The Economic Crime and Corporate Transparency Bill 2022 should receive Royal Assent (that is, become law in the UK) this spring.
The UK was one of the first countries to require corporates to make public their beneficial owners in 2016. Many countries followed this lead. However, on 22 November 2022 the EU’s Court of Justice passed a judgment allowing, in effect, those who want to keep their names private to be removed from the relevant registers. This has caused some EU countries (eg The Netherlands and Luxembourg) to suspend public access to their registers of beneficial owners.
Of course, the UK is not affected by that judgment and remains committed to ensuring the highest levels of integrity in the information on the public register of companies. Indeed, it is pressing ahead and seeking to give more powers to Companies House so that it is an active gatekeeper of that information.
This is good news. The UK’s register has long been criticised for the ability of crooks to present it with incorrect information. The UK is seeking to stop the proceeds of crime being washed through its financial systems. The new law gives Companies House powers beyond its historical role as a central register and store. For example, it allows Companies House to:
- verify the identity of new and existing directors, owners and those who deliver documents to it;
- share data with law enforcement bodies;
- demand such information as it wants to verify any submission;
- analyse information for the purposes of crime prevention or detection; and
- impose fines (without any criminal prosecution) for breaches of the laws on disclosure of information.

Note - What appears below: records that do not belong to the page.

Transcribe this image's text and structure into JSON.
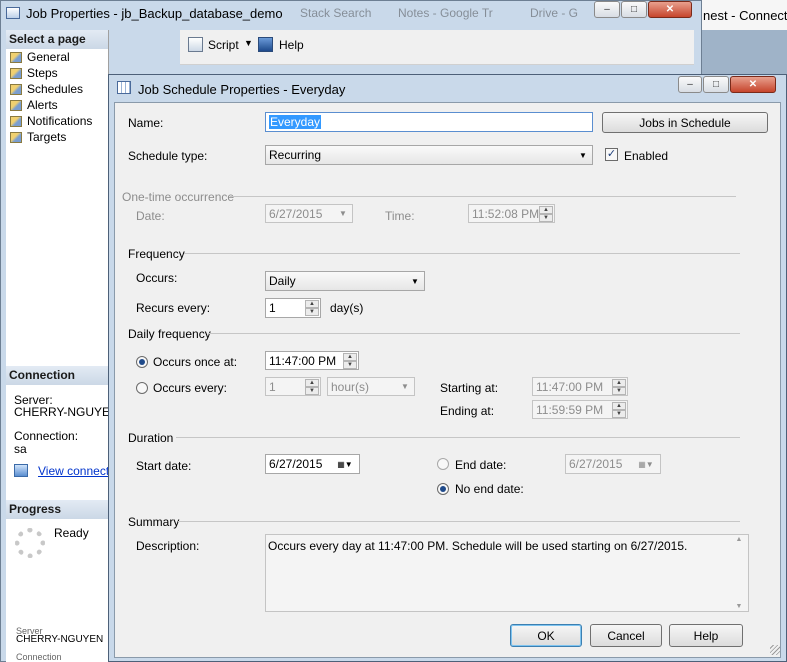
{
  "taskbar": {
    "right_text": "nest - Connecting",
    "faded_items": [
      "Stack Search",
      "Notes - Google Tr",
      "Drive - G"
    ]
  },
  "outer_window": {
    "title": "Job Properties - jb_Backup_database_demo",
    "select_page_header": "Select a page",
    "pages": [
      "General",
      "Steps",
      "Schedules",
      "Alerts",
      "Notifications",
      "Targets"
    ],
    "toolbar": {
      "script_label": "Script",
      "help_label": "Help"
    },
    "connection": {
      "header": "Connection",
      "server_label": "Server:",
      "server_value": "CHERRY-NGUYEN",
      "connection_label": "Connection:",
      "connection_value": "sa",
      "view_link": "View connection"
    },
    "progress": {
      "header": "Progress",
      "status": "Ready"
    },
    "bottom": {
      "server_label": "Server",
      "server_value": "CHERRY-NGUYEN",
      "connection_label": "Connection"
    }
  },
  "dialog": {
    "title": "Job Schedule Properties - Everyday",
    "name_label": "Name:",
    "name_value": "Everyday",
    "jobs_button": "Jobs in Schedule",
    "schedule_type_label": "Schedule type:",
    "schedule_type_value": "Recurring",
    "enabled_label": "Enabled",
    "enabled_checked": true,
    "one_time": {
      "header": "One-time occurrence",
      "date_label": "Date:",
      "date_value": "6/27/2015",
      "time_label": "Time:",
      "time_value": "11:52:08 PM"
    },
    "frequency": {
      "header": "Frequency",
      "occurs_label": "Occurs:",
      "occurs_value": "Daily",
      "recurs_label": "Recurs every:",
      "recurs_value": "1",
      "recurs_unit": "day(s)"
    },
    "daily_frequency": {
      "header": "Daily frequency",
      "once_label": "Occurs once at:",
      "once_value": "11:47:00 PM",
      "every_label": "Occurs every:",
      "every_value": "1",
      "every_unit": "hour(s)",
      "starting_label": "Starting at:",
      "starting_value": "11:47:00 PM",
      "ending_label": "Ending at:",
      "ending_value": "11:59:59 PM"
    },
    "duration": {
      "header": "Duration",
      "start_label": "Start date:",
      "start_value": "6/27/2015",
      "end_label": "End date:",
      "end_value": "6/27/2015",
      "no_end_label": "No end date:"
    },
    "summary": {
      "header": "Summary",
      "description_label": "Description:",
      "description_value": "Occurs every day at 11:47:00 PM. Schedule will be used starting on 6/27/2015."
    },
    "buttons": {
      "ok": "OK",
      "cancel": "Cancel",
      "help": "Help"
    }
  }
}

The Bill also amends the financial disclosures required of small companies by.
- requiring micro-entities (i.e those with two of a turnover of £632,000 or less, £316,000 or less on its balance sheet or 10 employees or fewer to file a profit and loss account (not just a balance sheet); and
- requiring small companies (i.e those with two of a turnover of £10.2 million or less, £5.1 million or less on its balance sheet or 50 employees or fewer) to file a directors’ report and unabridged accounts.
These changes are to be welcomed if they render the UK less open to criminal activity and misleading public information. They signal a change from a laissez-faire approach to an interventionist approach. This will come at a cost. Indeed, the law will be amended to allow the Secretary of State to determine the fees to be paid to Companies House to cover the cost of “investigation and enforcement activities that contribute to the maintenance of a healthy business environment”.
Ultimately, the cost of more accurate, more reliable is worth paying if it attracts good businesses to an environment where crooks and fraudsters are not welcome.